The authors sought to determine the scope, severity, and persistence of psychosocial impairment arising from bipolar and unipolar affective disorder.


Patients with bipolar (N = 148) or unipolar (N = 240) major affective disorder were assessed as they sought treatment and again after a 5-year follow-up. Concurrently, parents, siblings, and adult children underwent similar assessments and were followed for 6 years. To quantify the impact of affective disorder, probands were individually matched to relatives who had no lifetime history of affective disorder. Sixty-nine relatives who were depressed at intake constituted a separate, nonclinical study group and were also matched to relatives who were well.

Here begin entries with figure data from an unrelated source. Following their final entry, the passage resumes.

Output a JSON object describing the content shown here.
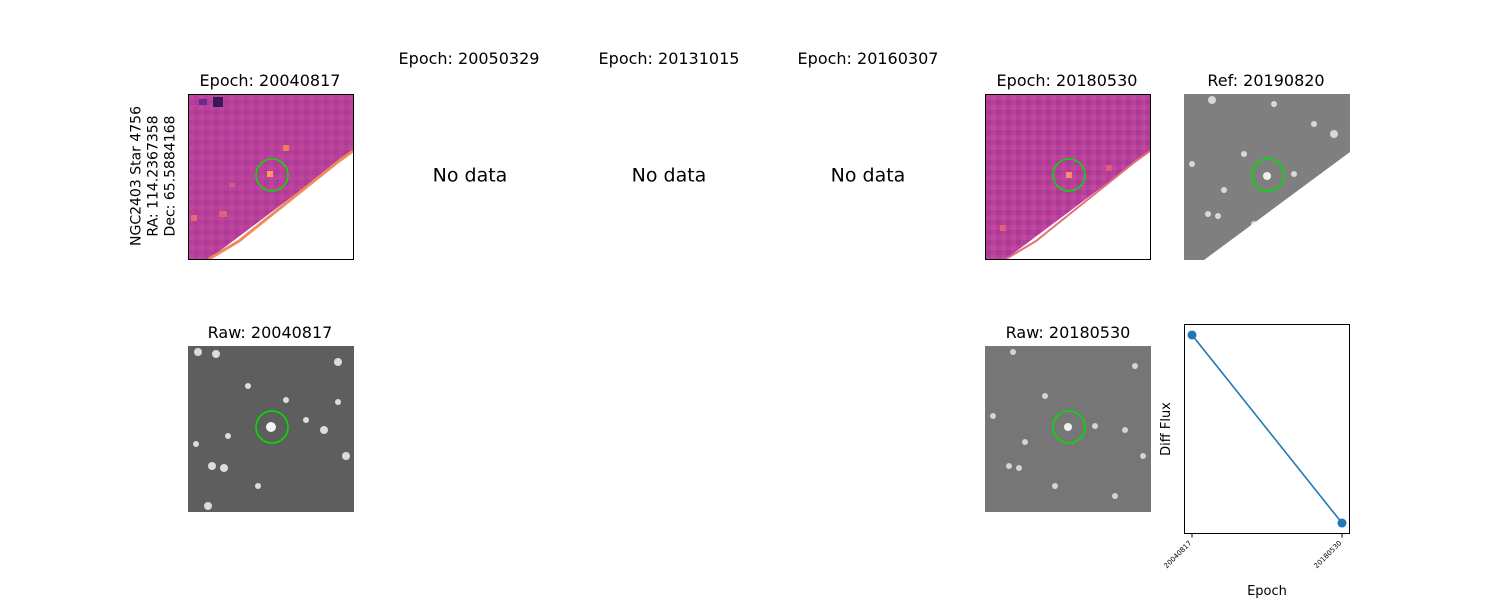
{
  "star_label": {
    "line1": "NGC2403 Star 4756",
    "line2": "RA: 114.2367358",
    "line3": "Dec: 65.5884168"
  },
  "top_row": {
    "epoch_20040817": "Epoch: 20040817",
    "epoch_20050329": "Epoch: 20050329",
    "epoch_20131015": "Epoch: 20131015",
    "epoch_20160307": "Epoch: 20160307",
    "epoch_20180530": "Epoch: 20180530",
    "ref": "Ref: 20190820",
    "no_data": "No data"
  },
  "bottom_row": {
    "raw_20040817": "Raw: 20040817",
    "raw_20180530": "Raw: 20180530"
  },
  "colors": {
    "diff_background": "#b8409a",
    "marker_circle": "#00e000",
    "series_line": "#1f77b4"
  },
  "chart_data": {
    "type": "line",
    "x": [
      "20040817",
      "20180530"
    ],
    "series": [
      {
        "values": [
          0.95,
          0.05
        ]
      }
    ],
    "xlabel": "Epoch",
    "ylabel": "Diff Flux",
    "yticks_shown": false
  }
}
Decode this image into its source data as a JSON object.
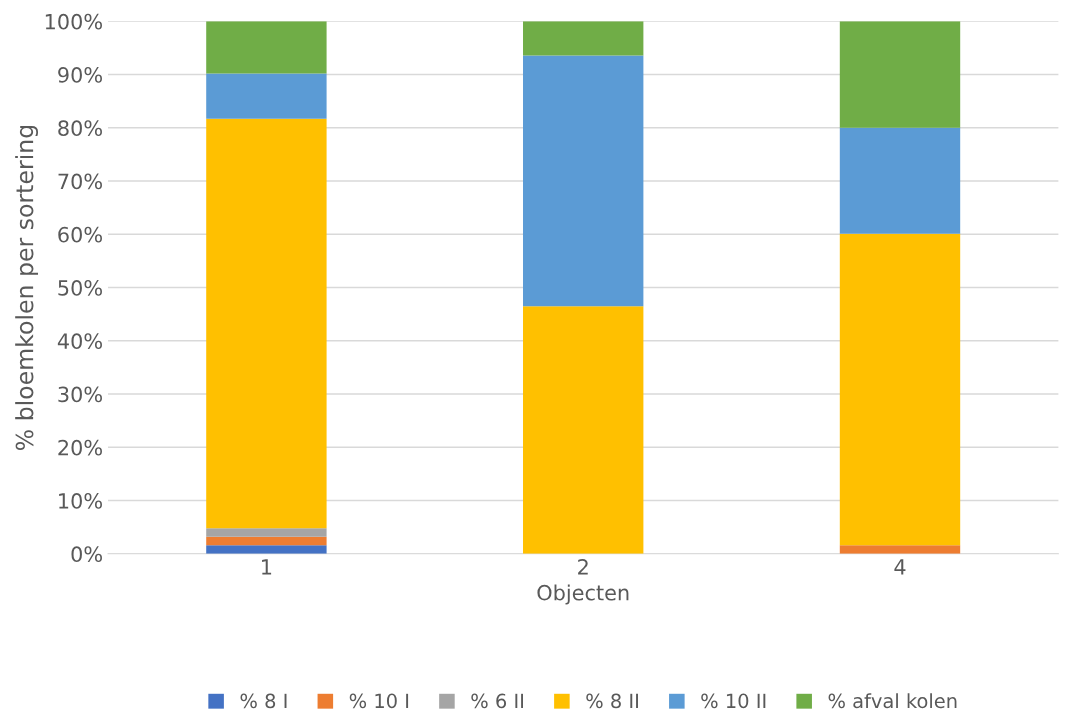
{
  "chart_data": {
    "type": "bar",
    "stacked": true,
    "xlabel": "Objecten",
    "ylabel": "% bloemkolen per sortering",
    "categories": [
      "1",
      "2",
      "4"
    ],
    "series": [
      {
        "name": "% 8 I",
        "color": "#4472c4",
        "values": [
          1.6,
          0,
          0
        ]
      },
      {
        "name": "% 10 I",
        "color": "#ed7d31",
        "values": [
          1.6,
          0,
          1.6
        ]
      },
      {
        "name": "% 6 II",
        "color": "#a5a5a5",
        "values": [
          1.6,
          0,
          0
        ]
      },
      {
        "name": "% 8 II",
        "color": "#ffc000",
        "values": [
          76.9,
          46.5,
          58.5
        ]
      },
      {
        "name": "% 10 II",
        "color": "#5b9bd5",
        "values": [
          8.5,
          47.1,
          19.9
        ]
      },
      {
        "name": "% afval kolen",
        "color": "#70ad47",
        "values": [
          9.8,
          6.4,
          20.0
        ]
      }
    ],
    "ylim": [
      0,
      100
    ],
    "yticks": [
      {
        "value": 0,
        "label": "0%"
      },
      {
        "value": 10,
        "label": "10%"
      },
      {
        "value": 20,
        "label": "20%"
      },
      {
        "value": 30,
        "label": "30%"
      },
      {
        "value": 40,
        "label": "40%"
      },
      {
        "value": 50,
        "label": "50%"
      },
      {
        "value": 60,
        "label": "60%"
      },
      {
        "value": 70,
        "label": "70%"
      },
      {
        "value": 80,
        "label": "80%"
      },
      {
        "value": 90,
        "label": "90%"
      },
      {
        "value": 100,
        "label": "100%"
      }
    ],
    "grid": "y",
    "legend": "bottom"
  }
}
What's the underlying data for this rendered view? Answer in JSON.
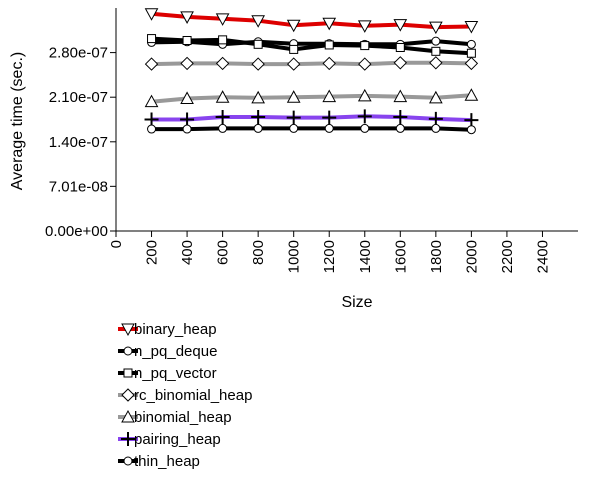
{
  "chart_data": {
    "type": "line",
    "xlabel": "Size",
    "ylabel": "Average time (sec.)",
    "xlim": [
      0,
      2600
    ],
    "ylim": [
      0,
      3.5e-07
    ],
    "x_ticks": [
      0,
      200,
      400,
      600,
      800,
      1000,
      1200,
      1400,
      1600,
      1800,
      2000,
      2200,
      2400
    ],
    "x_tick_labels": [
      "0",
      "200",
      "400",
      "600",
      "800",
      "1000",
      "1200",
      "1400",
      "1600",
      "1800",
      "2000",
      "2200",
      "2400"
    ],
    "y_ticks": [
      0,
      7.01e-08,
      1.4e-07,
      2.1e-07,
      2.8e-07
    ],
    "y_tick_labels": [
      "0.00e+00",
      "7.01e-08",
      "1.40e-07",
      "2.10e-07",
      "2.80e-07"
    ],
    "grid": false,
    "legend_position": "bottom-left",
    "x": [
      200,
      400,
      600,
      800,
      1000,
      1200,
      1400,
      1600,
      1800,
      2000
    ],
    "series": [
      {
        "name": "binary_heap",
        "color": "#dd0000",
        "marker": "triangle-down",
        "values": [
          3.41e-07,
          3.36e-07,
          3.33e-07,
          3.3e-07,
          3.23e-07,
          3.26e-07,
          3.22e-07,
          3.24e-07,
          3.2e-07,
          3.21e-07
        ]
      },
      {
        "name": "n_pq_deque",
        "color": "#000000",
        "marker": "circle",
        "values": [
          2.96e-07,
          2.97e-07,
          2.93e-07,
          2.97e-07,
          2.94e-07,
          2.94e-07,
          2.93e-07,
          2.93e-07,
          2.98e-07,
          2.93e-07
        ]
      },
      {
        "name": "n_pq_vector",
        "color": "#000000",
        "marker": "square",
        "values": [
          3.02e-07,
          2.99e-07,
          3e-07,
          2.93e-07,
          2.85e-07,
          2.92e-07,
          2.91e-07,
          2.88e-07,
          2.82e-07,
          2.79e-07
        ]
      },
      {
        "name": "rc_binomial_heap",
        "color": "#999999",
        "marker": "diamond",
        "values": [
          2.62e-07,
          2.63e-07,
          2.63e-07,
          2.62e-07,
          2.62e-07,
          2.63e-07,
          2.62e-07,
          2.64e-07,
          2.64e-07,
          2.63e-07
        ]
      },
      {
        "name": "binomial_heap",
        "color": "#999999",
        "marker": "triangle-up",
        "values": [
          2.03e-07,
          2.08e-07,
          2.1e-07,
          2.09e-07,
          2.1e-07,
          2.11e-07,
          2.12e-07,
          2.11e-07,
          2.09e-07,
          2.13e-07
        ]
      },
      {
        "name": "pairing_heap",
        "color": "#8844ee",
        "marker": "plus",
        "values": [
          1.75e-07,
          1.75e-07,
          1.79e-07,
          1.79e-07,
          1.78e-07,
          1.78e-07,
          1.8e-07,
          1.79e-07,
          1.76e-07,
          1.74e-07
        ]
      },
      {
        "name": "thin_heap",
        "color": "#000000",
        "marker": "circle",
        "values": [
          1.6e-07,
          1.6e-07,
          1.61e-07,
          1.61e-07,
          1.61e-07,
          1.61e-07,
          1.61e-07,
          1.61e-07,
          1.61e-07,
          1.59e-07
        ]
      }
    ]
  }
}
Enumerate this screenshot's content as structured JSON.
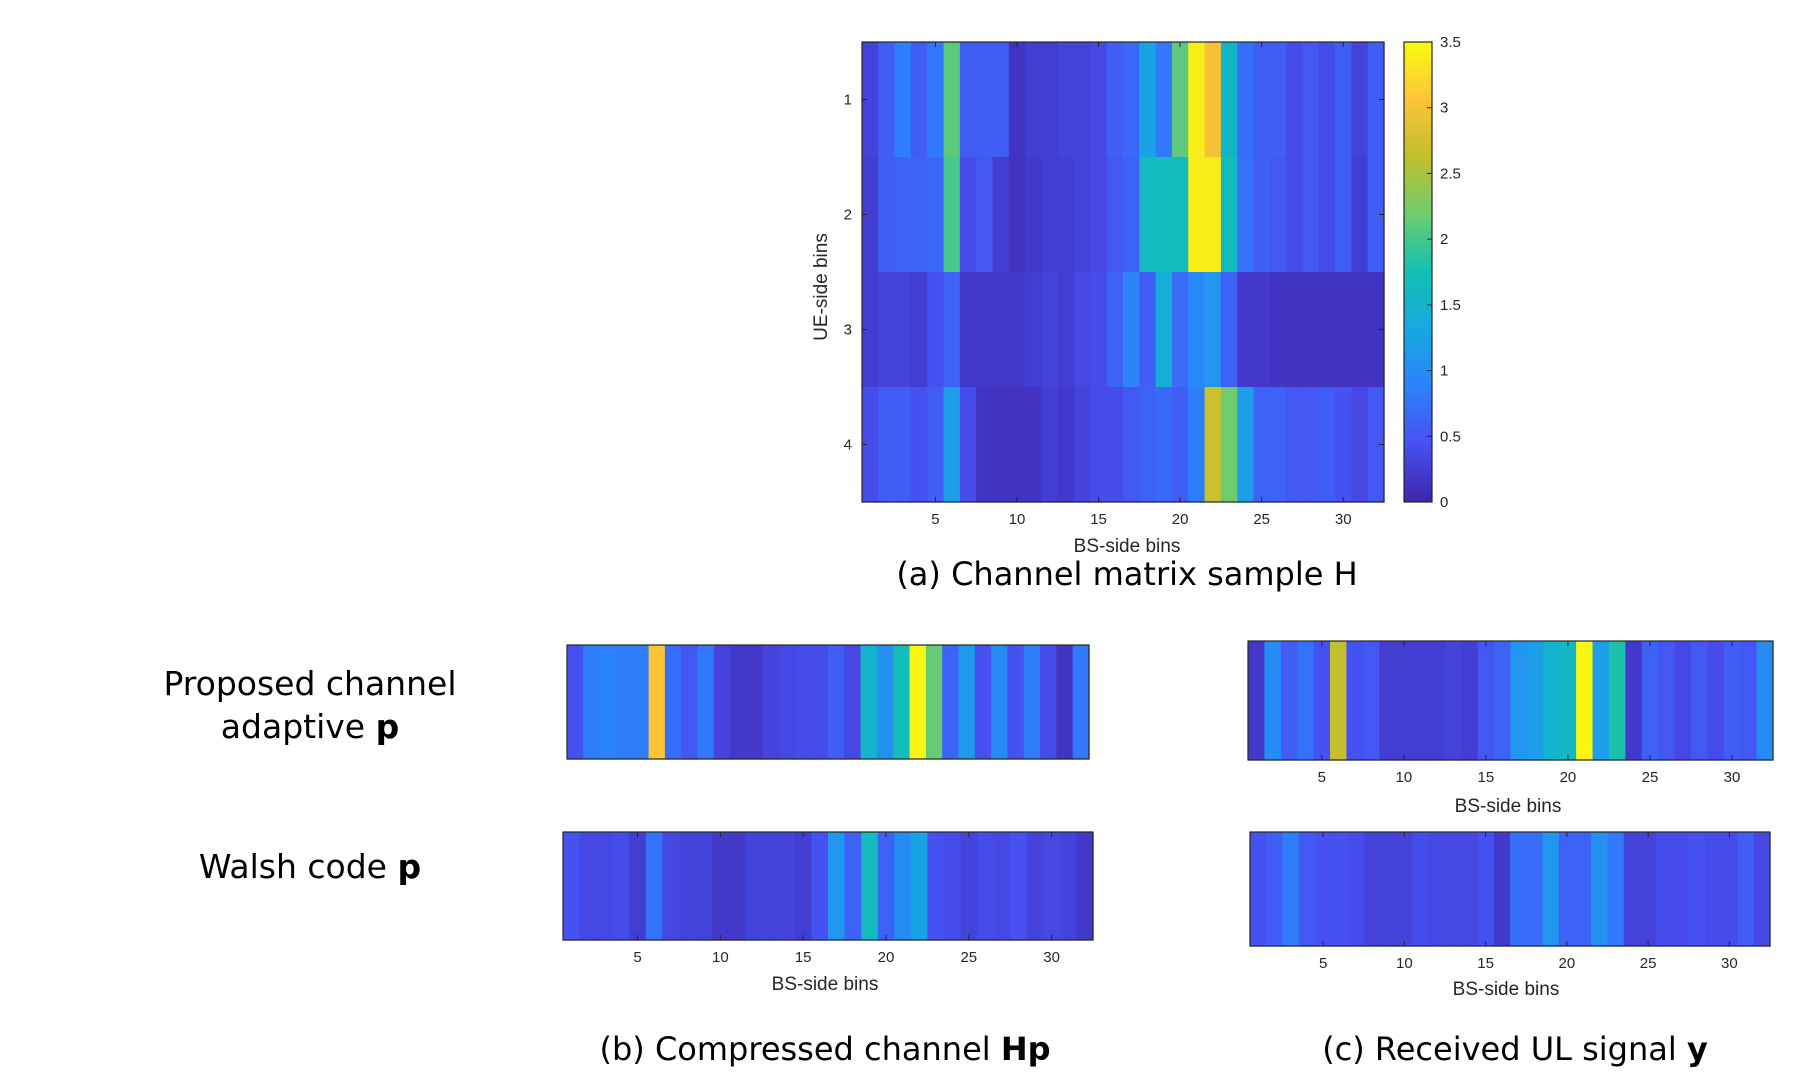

Both unipolar and bipolar patients began follow-up with deficits in annual income. Relative to comparison subjects, affective disorder groups were significantly more likely to report declines in job status and income at the end of follow-up and significantly less likely to report improvements. Similarly, both bipolar and unipolar patients showed significant deficits in nearly all other areas of psychosocial functioning measured at follow-up. Except for relationships with spouses, deficits did not differ significantly by polarity. Surprisingly, probands with recovery sustained throughout the final 2 years of follow-up also showed severe and widespread impairment. Relatives with major depression exhibited substantial deficits on follow-up, but job status and income were not significantly affected.


The psychosocial impairment associated with mania and major depression extends to essentially all areas of functioning and persists for years, even among individuals who experience sustained resolution of clinical symptoms.